Since indexing requires 9 GB of RAM for chromosome X and 160 GB for the whole human genome so that it might not be possible to perform it on a desktop computer. (As the instruction from the this protocol : doi:10.1038/nprot.2016.095)
Do anyone have already-built Hisat2 indexes files for human genome (GRCh37 ) ? Could you upload and send it to me please ? I would really appreciate that because I really desperated to build that indexes files with my desktop computer now. It already took me more than 4 days running constantly but it's not finished yet.
Hi Atonidas,
If an answer was helpful you should upvote it, if the answer resolved your question you should mark it as accepted.
Cheers,
Wouter
I tried to index the latest release of Human genome from ensemble GRCh38.p10 but have encountered with the same fate. Low computational power. So I have decided to go with the pre-indexed genomes. But I found that the available index is for Ensembl release 84 while the current release is 90. Release 84 dates back to Feb 2016 and we are almost into 2018. So I prefer a latest one will be much more appropriate. Is there any chance that it will be updated soon?

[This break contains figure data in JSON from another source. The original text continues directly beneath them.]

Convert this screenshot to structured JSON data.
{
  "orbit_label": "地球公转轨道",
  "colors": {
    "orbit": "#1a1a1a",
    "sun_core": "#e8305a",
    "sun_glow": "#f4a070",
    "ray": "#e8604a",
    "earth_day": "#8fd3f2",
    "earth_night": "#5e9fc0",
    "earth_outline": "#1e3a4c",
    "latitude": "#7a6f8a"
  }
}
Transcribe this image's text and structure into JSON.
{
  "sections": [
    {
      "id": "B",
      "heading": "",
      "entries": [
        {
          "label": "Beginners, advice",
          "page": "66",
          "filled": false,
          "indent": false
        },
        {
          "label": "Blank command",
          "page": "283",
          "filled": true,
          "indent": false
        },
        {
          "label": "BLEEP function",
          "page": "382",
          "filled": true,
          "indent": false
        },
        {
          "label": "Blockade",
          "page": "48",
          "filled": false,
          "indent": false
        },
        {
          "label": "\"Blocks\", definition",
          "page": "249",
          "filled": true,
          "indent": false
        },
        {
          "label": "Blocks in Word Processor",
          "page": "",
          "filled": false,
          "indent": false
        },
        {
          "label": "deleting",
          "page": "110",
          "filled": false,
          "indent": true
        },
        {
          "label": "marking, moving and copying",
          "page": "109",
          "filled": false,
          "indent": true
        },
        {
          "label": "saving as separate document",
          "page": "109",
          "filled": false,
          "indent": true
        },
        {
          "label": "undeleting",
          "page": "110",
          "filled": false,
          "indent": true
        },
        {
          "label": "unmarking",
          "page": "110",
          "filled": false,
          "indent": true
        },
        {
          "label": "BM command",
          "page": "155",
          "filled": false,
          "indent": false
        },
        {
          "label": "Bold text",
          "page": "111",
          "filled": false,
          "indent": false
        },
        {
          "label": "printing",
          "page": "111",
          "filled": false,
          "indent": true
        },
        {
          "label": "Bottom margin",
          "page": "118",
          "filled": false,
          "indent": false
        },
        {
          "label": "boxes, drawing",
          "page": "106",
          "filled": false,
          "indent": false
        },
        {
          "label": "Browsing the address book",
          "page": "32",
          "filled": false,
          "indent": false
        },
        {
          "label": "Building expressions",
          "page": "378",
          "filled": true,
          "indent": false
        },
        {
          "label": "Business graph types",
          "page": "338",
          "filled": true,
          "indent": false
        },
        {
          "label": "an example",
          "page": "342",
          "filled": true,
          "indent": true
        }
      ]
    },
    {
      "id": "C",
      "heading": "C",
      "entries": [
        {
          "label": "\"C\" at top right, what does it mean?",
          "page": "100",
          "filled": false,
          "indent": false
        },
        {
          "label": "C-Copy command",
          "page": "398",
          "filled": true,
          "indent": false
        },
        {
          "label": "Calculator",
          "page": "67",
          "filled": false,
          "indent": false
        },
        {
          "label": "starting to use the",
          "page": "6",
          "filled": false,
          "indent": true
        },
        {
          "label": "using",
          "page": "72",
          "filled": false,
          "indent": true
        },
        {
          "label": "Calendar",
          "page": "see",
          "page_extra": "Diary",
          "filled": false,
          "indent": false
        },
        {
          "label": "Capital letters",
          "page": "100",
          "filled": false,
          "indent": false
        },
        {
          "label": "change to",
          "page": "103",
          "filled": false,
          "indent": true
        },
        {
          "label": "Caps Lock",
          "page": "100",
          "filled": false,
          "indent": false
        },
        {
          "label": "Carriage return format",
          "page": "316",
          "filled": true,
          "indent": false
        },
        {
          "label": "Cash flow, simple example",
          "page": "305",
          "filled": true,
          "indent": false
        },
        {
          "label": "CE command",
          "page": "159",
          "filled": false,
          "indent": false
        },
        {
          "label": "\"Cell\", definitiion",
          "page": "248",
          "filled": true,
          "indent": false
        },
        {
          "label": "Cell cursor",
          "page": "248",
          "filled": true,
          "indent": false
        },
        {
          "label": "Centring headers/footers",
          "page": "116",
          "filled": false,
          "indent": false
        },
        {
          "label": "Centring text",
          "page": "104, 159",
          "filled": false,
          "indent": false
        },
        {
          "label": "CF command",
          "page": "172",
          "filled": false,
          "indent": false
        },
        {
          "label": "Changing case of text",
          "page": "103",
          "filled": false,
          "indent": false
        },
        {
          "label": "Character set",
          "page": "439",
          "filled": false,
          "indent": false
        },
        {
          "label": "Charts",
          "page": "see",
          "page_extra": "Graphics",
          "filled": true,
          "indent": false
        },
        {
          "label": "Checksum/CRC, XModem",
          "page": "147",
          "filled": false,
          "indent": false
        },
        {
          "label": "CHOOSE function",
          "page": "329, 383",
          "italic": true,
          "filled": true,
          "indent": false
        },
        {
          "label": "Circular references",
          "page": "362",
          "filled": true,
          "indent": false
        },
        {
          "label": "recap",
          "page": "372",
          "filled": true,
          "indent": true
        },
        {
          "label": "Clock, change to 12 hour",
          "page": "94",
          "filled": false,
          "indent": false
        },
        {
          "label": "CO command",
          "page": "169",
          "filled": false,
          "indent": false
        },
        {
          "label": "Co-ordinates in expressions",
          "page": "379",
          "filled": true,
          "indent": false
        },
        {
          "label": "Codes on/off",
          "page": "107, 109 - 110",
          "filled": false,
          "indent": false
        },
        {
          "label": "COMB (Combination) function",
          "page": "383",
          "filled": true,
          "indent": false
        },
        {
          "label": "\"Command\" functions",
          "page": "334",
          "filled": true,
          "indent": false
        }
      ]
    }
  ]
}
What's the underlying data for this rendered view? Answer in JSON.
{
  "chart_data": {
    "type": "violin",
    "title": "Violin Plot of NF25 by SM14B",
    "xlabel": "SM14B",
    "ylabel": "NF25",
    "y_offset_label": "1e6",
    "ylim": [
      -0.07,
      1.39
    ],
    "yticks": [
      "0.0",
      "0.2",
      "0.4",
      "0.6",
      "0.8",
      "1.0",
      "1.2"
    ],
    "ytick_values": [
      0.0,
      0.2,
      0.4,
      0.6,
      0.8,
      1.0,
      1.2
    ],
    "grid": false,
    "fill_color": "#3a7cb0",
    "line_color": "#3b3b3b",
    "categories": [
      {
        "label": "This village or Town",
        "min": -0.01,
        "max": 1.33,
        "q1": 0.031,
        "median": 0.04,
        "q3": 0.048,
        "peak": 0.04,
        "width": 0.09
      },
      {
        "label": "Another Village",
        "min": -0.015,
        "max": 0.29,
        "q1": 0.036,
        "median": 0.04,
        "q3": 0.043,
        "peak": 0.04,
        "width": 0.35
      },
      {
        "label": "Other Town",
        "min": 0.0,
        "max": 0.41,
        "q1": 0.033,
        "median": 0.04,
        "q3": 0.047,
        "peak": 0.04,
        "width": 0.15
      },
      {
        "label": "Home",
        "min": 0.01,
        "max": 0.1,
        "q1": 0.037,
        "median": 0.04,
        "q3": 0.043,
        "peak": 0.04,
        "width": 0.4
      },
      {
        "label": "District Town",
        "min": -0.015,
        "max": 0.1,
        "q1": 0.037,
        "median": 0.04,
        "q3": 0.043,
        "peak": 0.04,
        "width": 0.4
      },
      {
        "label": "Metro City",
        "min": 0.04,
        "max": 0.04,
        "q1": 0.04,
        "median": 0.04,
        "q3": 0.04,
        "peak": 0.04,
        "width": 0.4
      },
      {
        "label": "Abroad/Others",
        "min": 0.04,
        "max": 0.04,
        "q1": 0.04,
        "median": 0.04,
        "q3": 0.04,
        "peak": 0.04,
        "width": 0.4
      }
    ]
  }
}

Additionally Inside the compressed file downloaded from the above mentioned ftp sources I found a *.sh file. Do I need to execute it or is it for reference?
You realize that human genome builds don't have anything to do with Ensemble releases. Ensembl contains many other things besides the human genome and thus warrants regular updates. You can safely use pre-built GRCh38 indexes available.
BTW: If you had run into difficulties making the indexes you may also have problems doing alignments on the same hardware.
Does it require 200GB for alignment as well?
No. But you will need at least 8GB. If you have more then better.